Let `A =[a, oo)` denotes domain, then `f:[a, oo) to B, f(x) =2x ^(3)+6` will have an inverse for then smallest real values of a, if:

To find the smallest real value of \( a \) such that the function \( f(x) = 2x^3 + 6 \) has an inverse, we need to ensure that \( f \) is a one-to-one function on the domain \( [a, \infty) \). A function is one-to-one if it is either strictly increasing or strictly decreasing. ### Step-by-step Solution: 1. **Determine the derivative of the function**: \[ f'(x) = \frac{d}{dx}(2x^3 + 6) = 6x^2 \] 2. **Analyze the derivative**: The derivative \( f'(x) = 6x^2 \) is non-negative for all \( x \) in the domain \( [a, \infty) \).

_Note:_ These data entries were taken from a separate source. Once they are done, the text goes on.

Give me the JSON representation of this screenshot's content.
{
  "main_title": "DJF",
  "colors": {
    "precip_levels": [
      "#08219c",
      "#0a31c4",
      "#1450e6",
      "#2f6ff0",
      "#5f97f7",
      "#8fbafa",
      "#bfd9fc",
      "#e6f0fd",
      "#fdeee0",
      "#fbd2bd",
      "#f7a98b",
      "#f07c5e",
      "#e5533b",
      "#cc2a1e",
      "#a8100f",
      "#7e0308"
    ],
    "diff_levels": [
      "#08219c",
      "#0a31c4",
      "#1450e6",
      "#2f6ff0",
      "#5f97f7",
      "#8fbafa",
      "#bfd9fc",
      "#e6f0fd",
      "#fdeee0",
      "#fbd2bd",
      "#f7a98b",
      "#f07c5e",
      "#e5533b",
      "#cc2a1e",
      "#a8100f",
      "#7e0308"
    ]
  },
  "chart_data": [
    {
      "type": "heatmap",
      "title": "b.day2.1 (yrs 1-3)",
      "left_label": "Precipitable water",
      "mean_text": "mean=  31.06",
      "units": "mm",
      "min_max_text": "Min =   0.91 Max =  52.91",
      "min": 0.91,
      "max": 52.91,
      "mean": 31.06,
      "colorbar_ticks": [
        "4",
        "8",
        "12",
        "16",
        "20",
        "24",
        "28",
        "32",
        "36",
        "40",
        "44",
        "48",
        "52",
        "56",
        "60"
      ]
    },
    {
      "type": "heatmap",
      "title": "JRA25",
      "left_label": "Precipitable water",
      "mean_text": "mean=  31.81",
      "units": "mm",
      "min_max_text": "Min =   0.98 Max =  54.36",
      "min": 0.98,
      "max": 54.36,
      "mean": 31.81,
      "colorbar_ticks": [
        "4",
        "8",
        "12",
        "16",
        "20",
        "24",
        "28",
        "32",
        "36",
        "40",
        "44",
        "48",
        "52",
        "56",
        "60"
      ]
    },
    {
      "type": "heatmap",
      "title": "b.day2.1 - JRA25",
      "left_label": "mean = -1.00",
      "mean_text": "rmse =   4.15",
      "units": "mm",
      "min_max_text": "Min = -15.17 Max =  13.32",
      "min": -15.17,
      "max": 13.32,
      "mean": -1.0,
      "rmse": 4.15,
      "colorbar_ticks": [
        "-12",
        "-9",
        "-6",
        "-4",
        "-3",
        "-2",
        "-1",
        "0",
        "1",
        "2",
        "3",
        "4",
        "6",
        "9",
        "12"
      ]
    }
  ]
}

It is zero only at \( x = 0 \) and positive for all \( x > 0 \). This means that \( f(x) \) is strictly increasing for \( x > 0 \). 3. **Determine the behavior at \( x = 0 \)**: If we want \( f \) to be one-to-one starting from \( a \), we need to ensure that \( a \) is at least 0. If \( a < 0 \), then \( f \) would not be strictly increasing over the entire interval \( [a, \infty) \). 4. **Check the value of \( f(a) \)**: \[ f(0) = 2(0)^3 + 6 = 6 \] Therefore, when \( a = 0 \), the function starts at \( f(0) = 6 \). 5. **Determine the range of \( f \)**: As \( x \) approaches infinity, \( f(x) \) approaches infinity. Thus, the range of \( f \) when \( a = 0 \) is \( [6, \infty) \). 6. **Determine the domain of the inverse function**: The inverse function \( f^{-1}(x) \) will have a domain equal to the range of \( f \). Therefore, the domain of \( f^{-1}(x) \) is \( [6, \infty) \). 7. **Conclusion**: The smallest real value of \( a \) such that \( f \) has an inverse is \( a = 0 \). ### Final Answer: The smallest real value of \( a \) is \( 0 \) and the range \( B \) is \( [6, \infty) \). ---